Ana Flora Schlindwein: Doutora em Linguística Aplicada pela Universidade Estadual de Campinas; Professora do Departamento de Letras Estrangeiras (DLES) do Centro de Educação e Ciências Humanas (CECH) da Universidade Federal de Sergipe (UFS).  Coordenadora do Programa Idiomas sem Fronteiras da área de Português Língua Estrangeira da UFS. Pesquisadora na área de Português como Língua Adicional/Estrangeira e dos Multiletramentos. Coordenadora do GELIS e membro do grupo  E-Lang (UNICAMP) e do Projeto Nacional de Letramentos: Linguagem, Cultura, Educação e Tecnologia (USP).


Comunicação 16

A PRESENÇA DE TECNOLOGIAS DIGITAIS EM PRÁTICAS DE ENSINO DE PORTUGUÊS COMO SEGUNDA LÍNGUA PARA SURDOS

Autora:

Jéssica Vasconcelos Dorta – Universidade Estadual de Campinas – jevdorta@gmail.com

 

Resumo:

Considerando o complexo contexto multilíngue no qual alunos surdos estão inseridos, o presente trabalho tem como objetivo apresentar possíveis estratégias de ensino de português como segunda língua para esse grupo, mediado pelas novas tecnologias digitais. Para isso, buscamos relacionar os estudos recentes sobre Mobile Learning (MCQUIGGAN et al, 2015), o conceito de Multiletramentos proposto pelo Grupo de Nova Londres (1996), os Novos Letramentos (LANKSHEAR; KNOBEL, 2007) e o campo de estudos denominado Defectologia inaugurado  por  Vygotsky  (1995).  As  práticas  educacionais  que  delinearam  a  educação  de surdos ao longo dos séculos estiveram sempre relacionadas aos modos de se ensinar aos ouvintes. Isto significa que as especificidades socioculturais e educacionais dessa comunidade foram e são até hoje silenciadas no processo de escolarização desses alunos.
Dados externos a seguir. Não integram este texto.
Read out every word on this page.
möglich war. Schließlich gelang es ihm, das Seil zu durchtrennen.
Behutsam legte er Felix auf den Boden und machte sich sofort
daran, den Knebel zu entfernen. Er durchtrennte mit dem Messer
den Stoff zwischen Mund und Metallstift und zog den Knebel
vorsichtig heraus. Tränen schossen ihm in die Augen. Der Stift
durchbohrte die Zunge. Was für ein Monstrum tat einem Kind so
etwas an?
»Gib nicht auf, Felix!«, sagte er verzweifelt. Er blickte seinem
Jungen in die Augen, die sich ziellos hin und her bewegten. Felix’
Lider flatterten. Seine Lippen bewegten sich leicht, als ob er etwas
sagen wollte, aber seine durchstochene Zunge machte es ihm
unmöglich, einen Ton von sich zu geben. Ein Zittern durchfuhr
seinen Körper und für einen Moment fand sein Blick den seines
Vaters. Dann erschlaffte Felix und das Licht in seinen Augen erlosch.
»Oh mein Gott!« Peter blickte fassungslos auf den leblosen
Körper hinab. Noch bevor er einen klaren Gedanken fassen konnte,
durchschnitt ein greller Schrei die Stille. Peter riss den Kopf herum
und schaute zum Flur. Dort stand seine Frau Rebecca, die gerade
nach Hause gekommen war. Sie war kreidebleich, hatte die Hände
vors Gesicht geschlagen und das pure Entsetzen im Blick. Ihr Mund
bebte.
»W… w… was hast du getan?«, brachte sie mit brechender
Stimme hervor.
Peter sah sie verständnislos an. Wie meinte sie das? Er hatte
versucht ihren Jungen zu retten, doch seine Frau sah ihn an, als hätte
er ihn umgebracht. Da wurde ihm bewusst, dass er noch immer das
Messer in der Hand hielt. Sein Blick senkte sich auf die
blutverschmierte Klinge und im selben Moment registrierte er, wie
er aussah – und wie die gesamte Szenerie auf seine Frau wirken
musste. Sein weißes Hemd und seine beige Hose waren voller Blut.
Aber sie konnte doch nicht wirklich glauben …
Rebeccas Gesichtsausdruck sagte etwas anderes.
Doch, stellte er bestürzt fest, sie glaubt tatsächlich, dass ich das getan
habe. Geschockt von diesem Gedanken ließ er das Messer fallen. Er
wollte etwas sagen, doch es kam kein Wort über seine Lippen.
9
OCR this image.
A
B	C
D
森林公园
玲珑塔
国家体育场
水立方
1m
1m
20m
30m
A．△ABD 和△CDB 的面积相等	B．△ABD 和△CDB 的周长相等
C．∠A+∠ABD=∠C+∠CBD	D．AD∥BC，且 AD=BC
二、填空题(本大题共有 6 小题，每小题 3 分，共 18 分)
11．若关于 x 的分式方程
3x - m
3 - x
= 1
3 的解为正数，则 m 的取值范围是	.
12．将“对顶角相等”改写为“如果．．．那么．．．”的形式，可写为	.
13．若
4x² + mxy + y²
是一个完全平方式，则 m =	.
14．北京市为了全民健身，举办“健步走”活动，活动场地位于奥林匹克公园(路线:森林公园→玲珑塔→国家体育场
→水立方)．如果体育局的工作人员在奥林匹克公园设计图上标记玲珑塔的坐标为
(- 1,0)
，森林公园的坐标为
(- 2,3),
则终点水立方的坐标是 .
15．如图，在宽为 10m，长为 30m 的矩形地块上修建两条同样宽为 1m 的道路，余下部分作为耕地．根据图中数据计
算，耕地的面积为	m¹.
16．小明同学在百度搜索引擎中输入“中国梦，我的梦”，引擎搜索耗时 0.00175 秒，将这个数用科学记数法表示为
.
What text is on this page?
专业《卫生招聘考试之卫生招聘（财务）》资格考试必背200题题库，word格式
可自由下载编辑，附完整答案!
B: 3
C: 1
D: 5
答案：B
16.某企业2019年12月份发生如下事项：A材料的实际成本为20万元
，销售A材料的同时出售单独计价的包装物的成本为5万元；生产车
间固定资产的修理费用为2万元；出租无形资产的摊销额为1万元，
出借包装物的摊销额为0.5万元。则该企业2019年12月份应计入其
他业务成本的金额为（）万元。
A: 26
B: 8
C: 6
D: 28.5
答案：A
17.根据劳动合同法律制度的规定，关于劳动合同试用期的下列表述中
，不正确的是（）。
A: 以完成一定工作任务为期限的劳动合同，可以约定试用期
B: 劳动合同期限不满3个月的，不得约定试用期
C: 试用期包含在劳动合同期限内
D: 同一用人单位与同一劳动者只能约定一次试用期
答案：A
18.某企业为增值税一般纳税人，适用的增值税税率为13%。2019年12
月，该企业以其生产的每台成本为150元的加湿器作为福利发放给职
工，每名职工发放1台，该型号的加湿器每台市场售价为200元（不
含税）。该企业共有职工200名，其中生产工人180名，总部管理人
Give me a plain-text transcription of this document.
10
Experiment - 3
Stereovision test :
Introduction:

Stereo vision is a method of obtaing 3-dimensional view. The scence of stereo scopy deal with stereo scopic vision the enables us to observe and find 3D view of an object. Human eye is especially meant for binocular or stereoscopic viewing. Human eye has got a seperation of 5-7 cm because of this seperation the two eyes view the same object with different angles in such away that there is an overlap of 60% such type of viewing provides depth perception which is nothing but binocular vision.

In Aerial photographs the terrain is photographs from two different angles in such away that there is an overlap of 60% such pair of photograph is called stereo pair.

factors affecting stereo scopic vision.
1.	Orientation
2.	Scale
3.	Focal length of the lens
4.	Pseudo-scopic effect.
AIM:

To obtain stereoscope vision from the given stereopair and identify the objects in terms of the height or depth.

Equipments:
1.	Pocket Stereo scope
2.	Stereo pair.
A educação bilíngue no Brasil, por exemplo, só começa a ser pensada na década de 90. Portanto, há ainda muito a ser feito para que o processo de aprendizagem se torne mais significativo para esses alunos. Para ilustrar o resultado do que as tecnologias digitais permitem quando usadas a favor da criatividade e da criticidade, a pesquisadora lança mão da pesquisa de natureza qualitativa (LANKSHEAR; KNOBEL, 2008; ANDRÉ, 2012) trazendo para a discussão os estudos realizados no grupo de pesquisa Elang/UNICAMP e a experiência com o ensino de português em um programa bilíngue de apoio escolar a crianças e jovens surdos de uma universidade pública  da  região  Sudeste  do  país.  A  presença  das  tecnologias  digitais  dentro  e  fora  dos espaços educacionais implica adaptação, rompe os limites entre a aprendizagem formal e informal   e   redefine   responsabilidades   tanto   para   alunos   quanto   para   professores (MCQUIGGAN et al, 2015). Torna-se, portanto, além de desafio, uma necessidade pensar em como esses dispositivos podem ser usados a favor de uma aprendizagem mais significativa de português como segunda língua pela comunidade surda.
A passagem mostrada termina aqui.